We all love a good story.  But we love it when it is over.  We love the happy ending.  The closure. The hooray's and the back slaps.  The middle part is messy and ugly and not much fun at all. But as we all know, any good story has conflict and difficulty. We often hesitate to tell our stories while we are in the middle place. It is much easier to talk about it after the fact...once we've got it all figured out.   I will venture to say that it takes much more courage and bravery to be honest about our "middle places" than our completed tales.

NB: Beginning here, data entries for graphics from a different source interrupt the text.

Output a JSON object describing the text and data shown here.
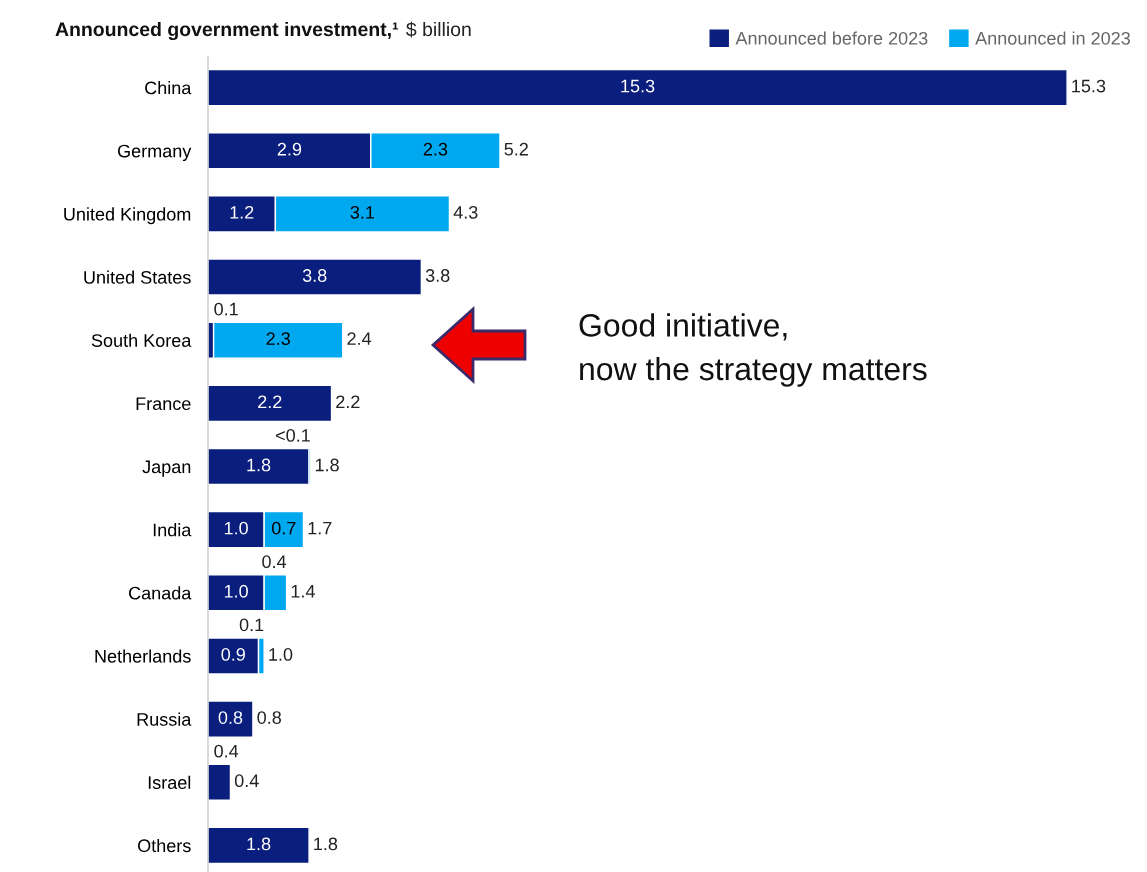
{
  "chart_data": {
    "type": "bar",
    "orientation": "horizontal",
    "stacked": true,
    "title": "Announced government investment,¹",
    "subtitle": "$ billion",
    "categories": [
      "China",
      "Germany",
      "United Kingdom",
      "United States",
      "South Korea",
      "France",
      "Japan",
      "India",
      "Canada",
      "Netherlands",
      "Russia",
      "Israel",
      "Others"
    ],
    "series": [
      {
        "name": "Announced before 2023",
        "color": "#0a1f7d",
        "values": [
          15.3,
          2.9,
          1.2,
          3.8,
          0.1,
          2.2,
          1.8,
          1.0,
          1.0,
          0.9,
          0.8,
          0.4,
          1.8
        ],
        "value_labels": [
          "15.3",
          "2.9",
          "1.2",
          "3.8",
          "0.1",
          "2.2",
          "1.8",
          "1.0",
          "1.0",
          "0.9",
          "0.8",
          "0.4",
          "1.8"
        ]
      },
      {
        "name": "Announced in 2023",
        "color": "#00a8f0",
        "values": [
          null,
          2.3,
          3.1,
          null,
          2.3,
          null,
          0.03,
          0.7,
          0.4,
          0.1,
          null,
          null,
          null
        ],
        "value_labels": [
          null,
          "2.3",
          "3.1",
          null,
          "2.3",
          null,
          "<0.1",
          "0.7",
          "0.4",
          "0.1",
          null,
          null,
          null
        ]
      }
    ],
    "totals": [
      "15.3",
      "5.2",
      "4.3",
      "3.8",
      "2.4",
      "2.2",
      "1.8",
      "1.7",
      "1.4",
      "1.0",
      "0.8",
      "0.4",
      "1.8"
    ],
    "annotations": [
      "Good initiative,\nnow the strategy matters"
    ],
    "legend": "top right",
    "grid": false,
    "tick_labels": "y"
  }
}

My mentor and good friend, Renee, has told me more than once..."I'll be here as long as it takes for you to get through this."  Do you know how comforting that has been?  It makes me get tears in my eyes even now, just thinking about it.

Healing is a process.  Grief is a process.  Acceptance is a process. And a lot of times the only way to the other side is to wander around in the middle for a while.  There are lots of lessons learned in those middle places.  There is a level of pain that often promotes awareness and growth.  But some days, all a person can do is put one bleeding and tattered foot in front of the other and hope those around them have the grace to notice that they haven't sat down and given up...that they are still walking.  Still hoping.  Still learning.  And that one day, they'll be able to look back and say "I'm through"!

Will you still be around to rejoice with them when that happens?  Maybe that's something to think about the next time you are tempted to walk away from someone who is hurting.  Maybe instead you should sit down next to them, put your arm around them, and say "I'm here for as long as it takes, dear.  I'm not going anywhere."

Grace has a name.  Grace has a face.  It just might be yours.